Rural America will see major benefits from Trump’s infrastructure plan
Throughout American history, we have been recognized as a global leader in many areas, but we are in distinct danger of squandering advantages we hold over other countries when it comes to our infrastructure system.
Once the envy of the world, our infrastructure is crumbling and inadequate, and our nation risks slipping behind in economic achievement.
Under President Trump’s “Building a Stronger America” infrastructure agenda, we can restore our position in the world and steer America back to prosperity, particularly in rural America.
He committed $200 billion in new federal funding that will catalyze at least $1.5 trillion in infrastructure investment nationwide, allowing state and local governments to make investment decisions based on what’s needed in their communities.

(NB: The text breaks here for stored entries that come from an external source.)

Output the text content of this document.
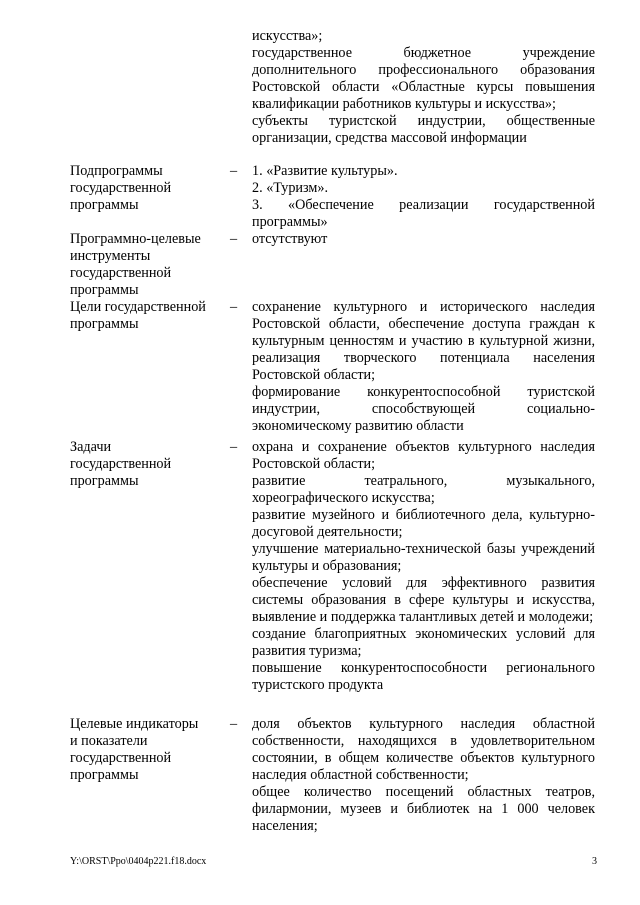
искусства»;

государственное бюджетное учреждение дополнительного профессионального образования Ростовской области «Областные курсы повышения квалификации работников культуры и искусства»;

субъекты туристской индустрии, общественные организации, средства массовой информации

Подпрограммы
государственной
программы
–	1. «Развитие культуры».

2. «Туризм».

3. «Обеспечение реализации государственной программы»

Программно-целевые
инструменты
государственной
программы
–	отсутствуют

Цели государственной
программы
–	сохранение культурного и исторического наследия Ростовской области, обеспечение доступа граждан к культурным ценностям и участию в культурной жизни, реализация творческого потенциала населения Ростовской области;

формирование конкурентоспособной туристской индустрии, способствующей социально-экономическому развитию области

Задачи
государственной
программы
–	охрана и сохранение объектов культурного наследия Ростовской области;

развитие театрального, музыкального, хореографического искусства;

развитие музейного и библиотечного дела, культурно-досуговой деятельности;

улучшение материально-технической базы учреждений культуры и образования;

обеспечение условий для эффективного развития системы образования в сфере культуры и искусства, выявление и поддержка талантливых детей и молодежи;

создание благоприятных экономических условий для развития туризма;

повышение конкурентоспособности регионального туристского продукта

Целевые индикаторы
и показатели
государственной
программы
–	доля объектов культурного наследия областной собственности, находящихся в удовлетворительном состоянии, в общем количестве объектов культурного наследия областной собственности;

общее количество посещений областных театров, филармонии, музеев и библиотек на 1 000 человек населения;

Y:\ORST\Ppo\0404p221.f18.docx	3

Importantly, President Trump committed $50 billion, or a quarter of all newly announced federal funding, solely to modernizing and repairing the vital infrastructure of rural America.
In my nine months in office, I have traveled to 33 states, including Iowa, taking a hard look at the challenges and opportunities in rural communities and hearing from rural citizens. At every stop, I heard about the dire need to expand broadband access, rebuild aging roads and bridges, provide clean water, and supply affordable, reliable power.
Specifically, I heard from people in agricultural communities who could use better transportation for moving American farmers and ranchers’ amazing bounty and enhancing access to their suppliers and customers, both domestically and internationally. Only with reliable and efficient infrastructure can rural America’s bounty be brought to market at home and abroad.
Aside from improving the quality of life for the people who live in non-urban parts of our country, President Trump’s American infrastructure initiative will create jobs for Americans. Such investment will increase our gross domestic product and boost the economy for all, including rural Americans.
At USDA, our informal motto is “Do right and feed everyone,” but we also fully endorse the president’s goal of restoring the “Made in America” label to the products we purchase and use. Neither is possible without modern 21st century infrastructure connecting our rural communities to each other, to our nation’s metropolitan areas, and to the world.
Sonny Perdue is the U.S. Secretary of Agriculture.